Damages awarded cannot exceed the amount of the insurance that DHS required NanoPloy to obtain.

Claims against Hippo- Chem, to the extent they relate to NanoPloy's product, should be dismissed, because suits under the Act can be brought against only the seller.

Although HippoChem cannot be sued for harm attributable to NanoPloy's QATT and approved product, it remains to be seen if it could be sued for harm attributable to PentaG's technology, because PentaG did not seek the Act's protections. That is one good reason why customers may prefer to buy an approved product­it protects them (as well as the seller) from lawsuits because of an act of terrorism.

The SAFETY Act applies equally to U.S. and non-U.S. companies. Most overseas companies, and even many U.S. companies, are unaware of the Act, its protections, or its expansive scope, which includes services, software, and other forms of intellectual property, though they, too, could qualify for the Act's unique protections.

A few prudent steps will help a company qualify its products:

Carefully test and analyze your technology's capabilities, address defects forthrightly, and do not underestimate how broadly DHS will interpret what qualifies as an "antiterrorist technolog y."

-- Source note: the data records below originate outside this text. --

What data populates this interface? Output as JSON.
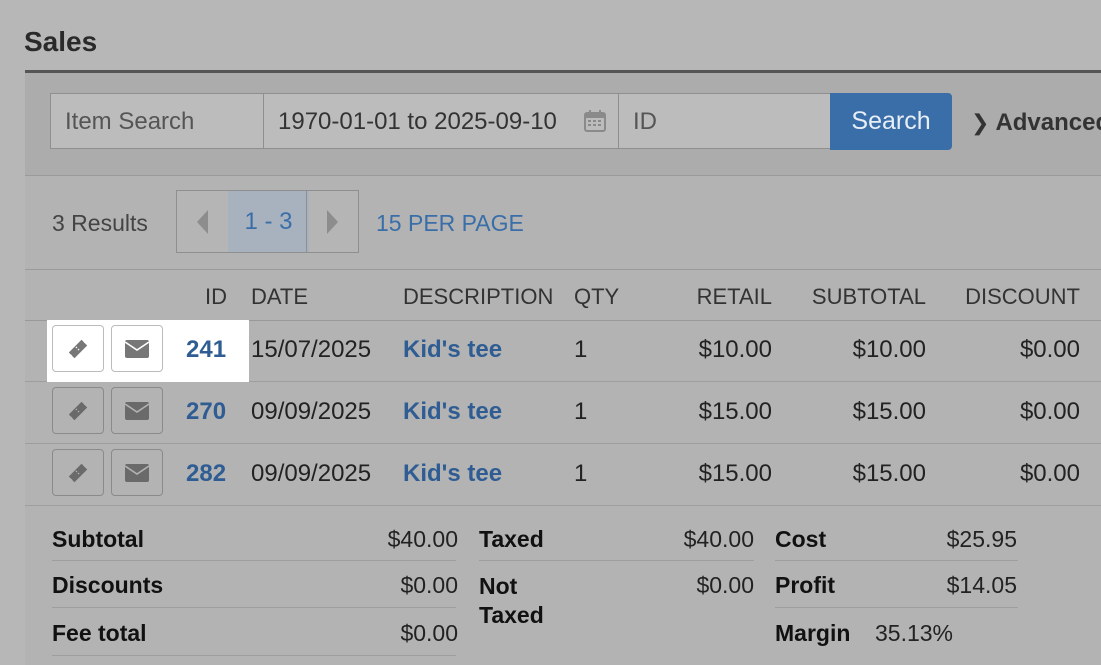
{
  "page": {
    "title": "Sales"
  },
  "search": {
    "item_placeholder": "Item Search",
    "date_range": "1970-01-01 to 2025-09-10",
    "id_placeholder": "ID",
    "search_label": "Search",
    "advanced_label": "Advanced"
  },
  "pagination": {
    "results": "3 Results",
    "current": "1 - 3",
    "per_page": "15 PER PAGE"
  },
  "table": {
    "columns": [
      "ID",
      "DATE",
      "DESCRIPTION",
      "QTY",
      "RETAIL",
      "SUBTOTAL",
      "DISCOUNT"
    ],
    "rows": [
      {
        "id": "241",
        "date": "15/07/2025",
        "description": "Kid's tee",
        "qty": "1",
        "retail": "$10.00",
        "subtotal": "$10.00",
        "discount": "$0.00"
      },
      {
        "id": "270",
        "date": "09/09/2025",
        "description": "Kid's tee",
        "qty": "1",
        "retail": "$15.00",
        "subtotal": "$15.00",
        "discount": "$0.00"
      },
      {
        "id": "282",
        "date": "09/09/2025",
        "description": "Kid's tee",
        "qty": "1",
        "retail": "$15.00",
        "subtotal": "$15.00",
        "discount": "$0.00"
      }
    ]
  },
  "totals": {
    "subtotal_label": "Subtotal",
    "subtotal": "$40.00",
    "discounts_label": "Discounts",
    "discounts": "$0.00",
    "fee_total_label": "Fee total",
    "fee_total": "$0.00",
    "taxed_label": "Taxed",
    "taxed": "$40.00",
    "not_taxed_label": "Not Taxed",
    "not_taxed": "$0.00",
    "cost_label": "Cost",
    "cost": "$25.95",
    "profit_label": "Profit",
    "profit": "$14.05",
    "margin_label": "Margin",
    "margin": "35.13%"
  },
  "icons": {
    "ticket": "ticket-icon",
    "mail": "envelope-icon",
    "calendar": "calendar-icon",
    "advanced": "chevron-right-icon"
  },
  "colors": {
    "accent": "#3a6ea8",
    "link": "#2f5d93",
    "highlight": "#ffffff"
  }
}
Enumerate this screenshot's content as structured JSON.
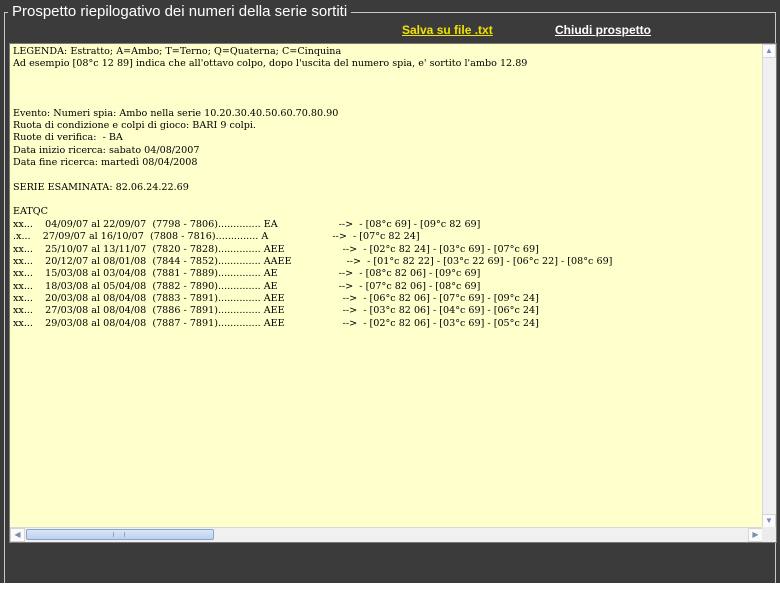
{
  "panel": {
    "title": "Prospetto riepilogativo dei numeri della serie sortiti",
    "save_link": "Salva su file .txt",
    "close_link": "Chiudi prospetto"
  },
  "report": {
    "text": "LEGENDA: Estratto; A=Ambo; T=Terno; Q=Quaterna; C=Cinquina\nAd esempio [08°c 12 89] indica che all'ottavo colpo, dopo l'uscita del numero spia, e' sortito l'ambo 12.89\n\n\n\nEvento: Numeri spia: Ambo nella serie 10.20.30.40.50.60.70.80.90\nRuota di condizione e colpi di gioco: BARI 9 colpi.\nRuote di verifica:  - BA\nData inizio ricerca: sabato 04/08/2007\nData fine ricerca: martedì 08/04/2008\n\nSERIE ESAMINATA: 82.06.24.22.69\n\nEATQC\nxx...    04/09/07 al 22/09/07  (7798 - 7806).............. EA                    -->  - [08°c 69] - [09°c 82 69]\n.x...    27/09/07 al 16/10/07  (7808 - 7816).............. A                     -->  - [07°c 82 24]\nxx...    25/10/07 al 13/11/07  (7820 - 7828).............. AEE                   -->  - [02°c 82 24] - [03°c 69] - [07°c 69]\nxx...    20/12/07 al 08/01/08  (7844 - 7852).............. AAEE                  -->  - [01°c 82 22] - [03°c 22 69] - [06°c 22] - [08°c 69]\nxx...    15/03/08 al 03/04/08  (7881 - 7889).............. AE                    -->  - [08°c 82 06] - [09°c 69]\nxx...    18/03/08 al 05/04/08  (7882 - 7890).............. AE                    -->  - [07°c 82 06] - [08°c 69]\nxx...    20/03/08 al 08/04/08  (7883 - 7891).............. AEE                   -->  - [06°c 82 06] - [07°c 69] - [09°c 24]\nxx...    27/03/08 al 08/04/08  (7886 - 7891).............. AEE                   -->  - [03°c 82 06] - [04°c 69] - [06°c 24]\nxx...    29/03/08 al 08/04/08  (7887 - 7891).............. AEE                   -->  - [02°c 82 06] - [03°c 69] - [05°c 24]"
  },
  "scrollbars": {
    "up_icon": "▲",
    "down_icon": "▼",
    "left_icon": "◀",
    "right_icon": "▶"
  }
}
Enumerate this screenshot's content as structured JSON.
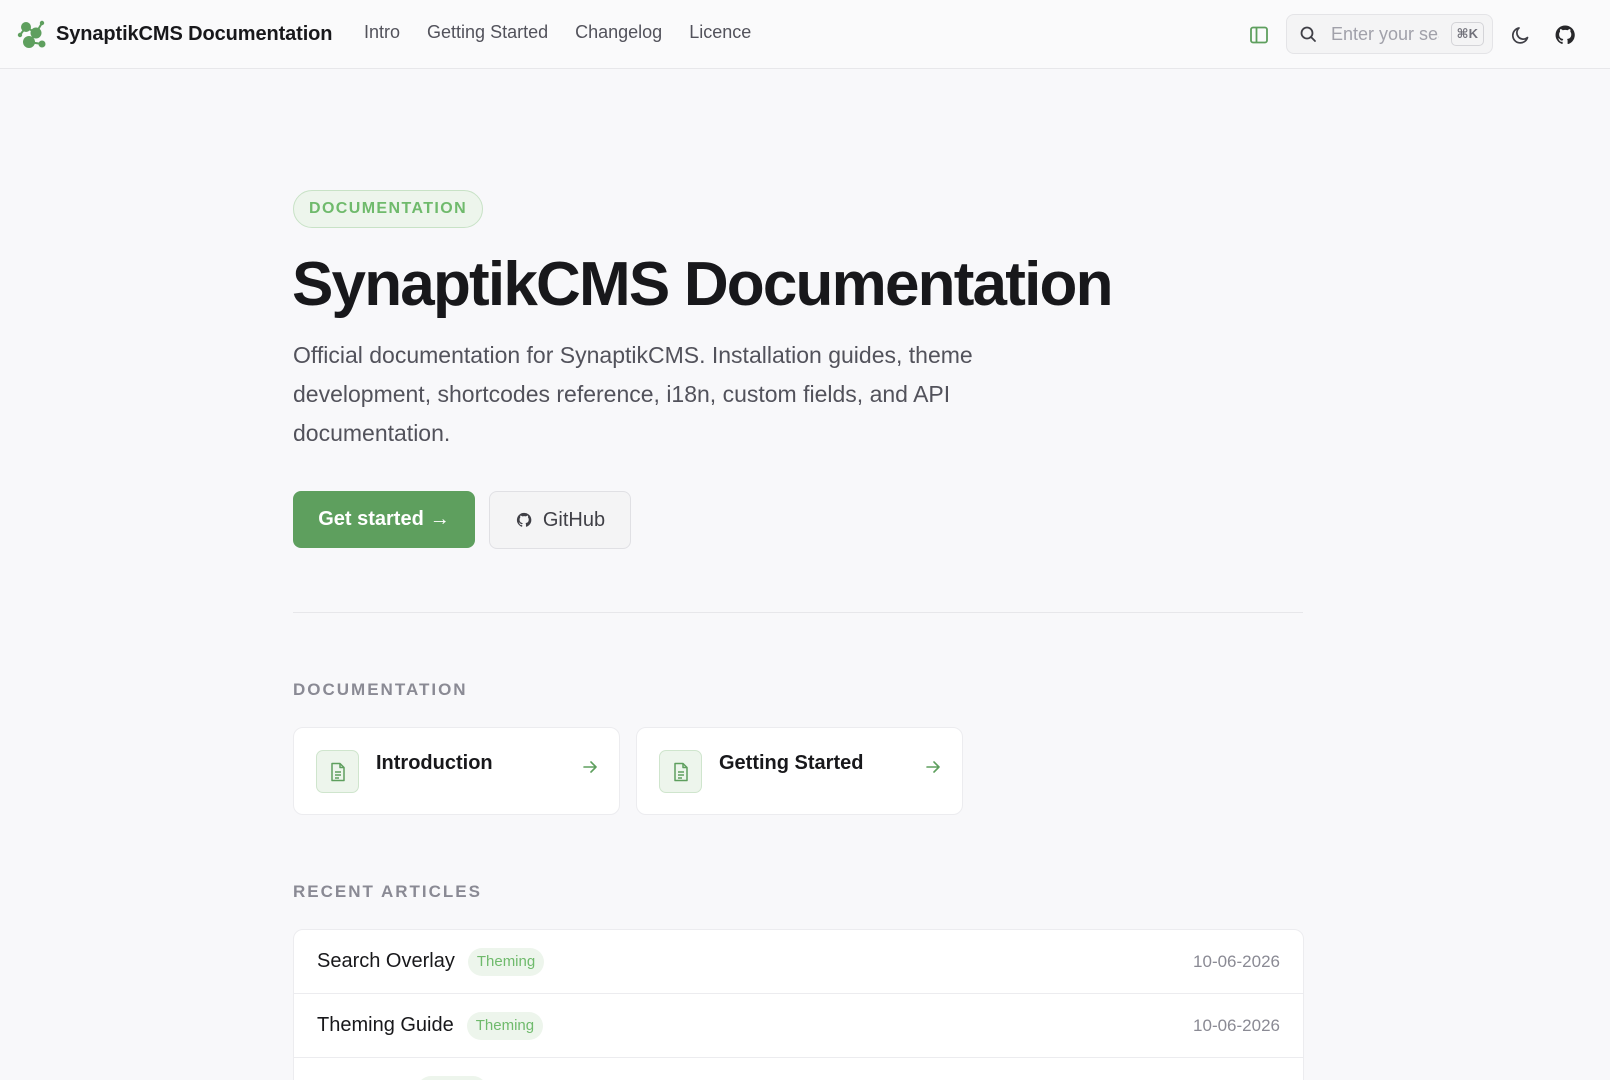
{
  "header": {
    "brand_name": "SynaptikCMS Documentation",
    "nav": [
      "Intro",
      "Getting Started",
      "Changelog",
      "Licence"
    ],
    "search_placeholder": "Enter your search",
    "search_shortcut": "⌘K",
    "accent_color": "#5e9f5e"
  },
  "hero": {
    "badge": "DOCUMENTATION",
    "title": "SynaptikCMS Documentation",
    "description": "Official documentation for SynaptikCMS. Installation guides, theme development, shortcodes reference, i18n, custom fields, and API documentation.",
    "primary_button": "Get started",
    "primary_button_arrow": "→",
    "secondary_button": "GitHub"
  },
  "documentation": {
    "label": "DOCUMENTATION",
    "cards": [
      {
        "title": "Introduction"
      },
      {
        "title": "Getting Started"
      }
    ]
  },
  "recent": {
    "label": "RECENT ARTICLES",
    "articles": [
      {
        "title": "Search Overlay",
        "tag": "Theming",
        "date": "10-06-2026"
      },
      {
        "title": "Theming Guide",
        "tag": "Theming",
        "date": "10-06-2026"
      }
    ]
  }
}
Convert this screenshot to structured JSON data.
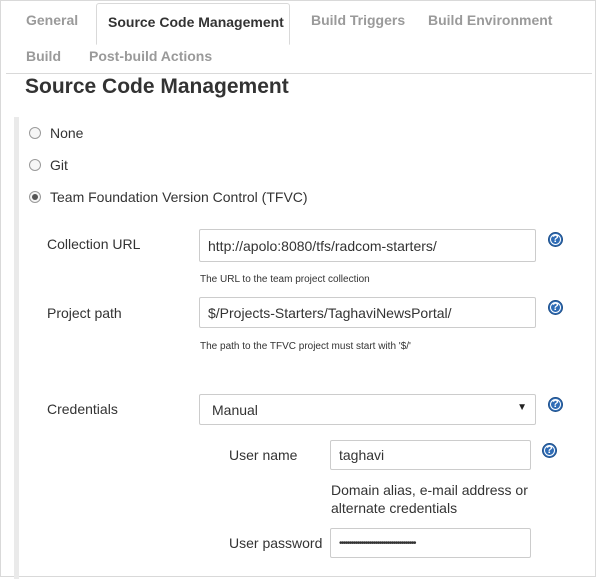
{
  "tabs": [
    {
      "label": "General",
      "active": false
    },
    {
      "label": "Source Code Management",
      "active": true
    },
    {
      "label": "Build Triggers",
      "active": false
    },
    {
      "label": "Build Environment",
      "active": false
    },
    {
      "label": "Build",
      "active": false
    },
    {
      "label": "Post-build Actions",
      "active": false
    }
  ],
  "section_title": "Source Code Management",
  "scm_options": [
    {
      "label": "None",
      "selected": false
    },
    {
      "label": "Git",
      "selected": false
    },
    {
      "label": "Team Foundation Version Control (TFVC)",
      "selected": true
    }
  ],
  "form": {
    "collection_url": {
      "label": "Collection URL",
      "value": "http://apolo:8080/tfs/radcom-starters/",
      "hint": "The URL to the team project collection"
    },
    "project_path": {
      "label": "Project path",
      "value": "$/Projects-Starters/TaghaviNewsPortal/",
      "hint": "The path to the TFVC project must start with '$/'"
    },
    "credentials": {
      "label": "Credentials",
      "selected": "Manual"
    },
    "user_name": {
      "label": "User name",
      "value": "taghavi",
      "description_line1": "Domain alias, e-mail address or",
      "description_line2": "alternate credentials"
    },
    "user_password": {
      "label": "User password",
      "masked_value": "••••••••••••••••••••••••••••••••••••••"
    }
  },
  "icons": {
    "help": "help-question-icon",
    "caret": "chevron-down-icon"
  },
  "colors": {
    "help_blue": "#2f6cb5",
    "tab_inactive": "#9a9a9a",
    "border": "#d9d9d9"
  }
}
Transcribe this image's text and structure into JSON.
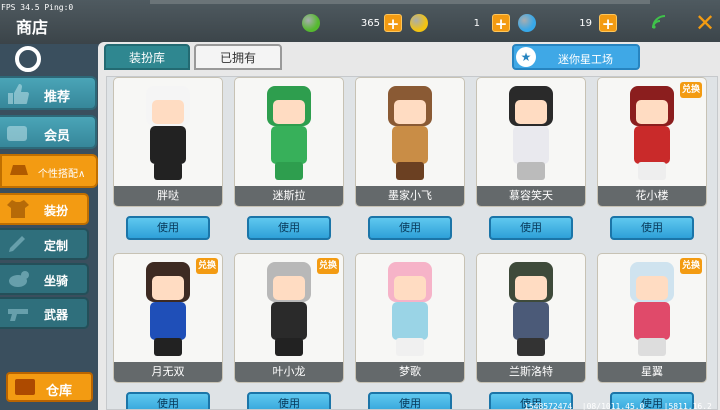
{
  "status": {
    "fps": "FPS 34.5  Ping:0"
  },
  "header": {
    "title": "商店",
    "currencies": [
      {
        "icon": "green-gem-icon",
        "color": "#56b930",
        "value": "365"
      },
      {
        "icon": "gold-coin-icon",
        "color": "#f2c313",
        "value": "1"
      },
      {
        "icon": "mini-bean-icon",
        "color": "#38a8e8",
        "value": "19"
      }
    ],
    "plus_label": "+",
    "close_label": "✕"
  },
  "sidebar": {
    "items": [
      {
        "label": "推荐",
        "icon": "thumbs-up-icon"
      },
      {
        "label": "会员",
        "icon": "vip-icon"
      }
    ],
    "custom": {
      "label": "个性搭配∧",
      "icon": "hat-icon"
    },
    "sub_items": [
      {
        "label": "装扮",
        "icon": "outfit-icon",
        "active": true
      },
      {
        "label": "定制",
        "icon": "brush-icon",
        "active": false
      },
      {
        "label": "坐骑",
        "icon": "mount-icon",
        "active": false
      },
      {
        "label": "武器",
        "icon": "gun-icon",
        "active": false
      }
    ],
    "warehouse": {
      "label": "仓库",
      "icon": "chest-icon"
    }
  },
  "tabs": [
    {
      "label": "装扮库"
    },
    {
      "label": "已拥有"
    }
  ],
  "gallery_button": {
    "label": "迷你星工场",
    "icon_glyph": "★"
  },
  "accent_colors": {
    "orange": "#f39b12",
    "blue": "#3fa8e6",
    "teal": "#2f8790"
  },
  "skins": [
    {
      "name": "胖哒",
      "badge": "",
      "head": "#f5f5f5",
      "body": "#222",
      "legs": "#222"
    },
    {
      "name": "迷斯拉",
      "badge": "",
      "head": "#2e9e4e",
      "body": "#37b05a",
      "legs": "#2e9e4e"
    },
    {
      "name": "墨家小飞",
      "badge": "",
      "head": "#8a5a34",
      "body": "#c98d46",
      "legs": "#6b4022"
    },
    {
      "name": "慕容笑天",
      "badge": "",
      "head": "#2a2a2a",
      "body": "#e9e9ee",
      "legs": "#bbb"
    },
    {
      "name": "花小楼",
      "badge": "兑换",
      "head": "#8b1e1e",
      "body": "#c92a2a",
      "legs": "#eee"
    },
    {
      "name": "月无双",
      "badge": "兑换",
      "head": "#3d2a22",
      "body": "#1f4fb8",
      "legs": "#222"
    },
    {
      "name": "叶小龙",
      "badge": "兑换",
      "head": "#b8b8b8",
      "body": "#2a2a2a",
      "legs": "#222"
    },
    {
      "name": "梦歌",
      "badge": "",
      "head": "#f6b3c8",
      "body": "#9ad4e6",
      "legs": "#f0f0f0"
    },
    {
      "name": "兰斯洛特",
      "badge": "",
      "head": "#3e4a3a",
      "body": "#4b5a78",
      "legs": "#333"
    },
    {
      "name": "星翼",
      "badge": "兑换",
      "head": "#cfe3ef",
      "body": "#e04a6a",
      "legs": "#ddd"
    }
  ],
  "use_label": "使用",
  "footer": {
    "coords": "1548572474  |08/1011.45.0    |5811.16.2"
  }
}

Regularly check DHS's Web site (, where DHS may issue and revise safety and effectiveness standards for antiterrorism technologies.

Consult with your lawyer to avert avoidable errors in filing the applications and to comply with the regulations' requirements for retaining QATT designation and its protections.

Before filing an application, ask DHS for a nonbinding, advisory opinion as to whether your technology's chances of qualifying for the Act's protections are "promising," "uncertain," or "doubtful."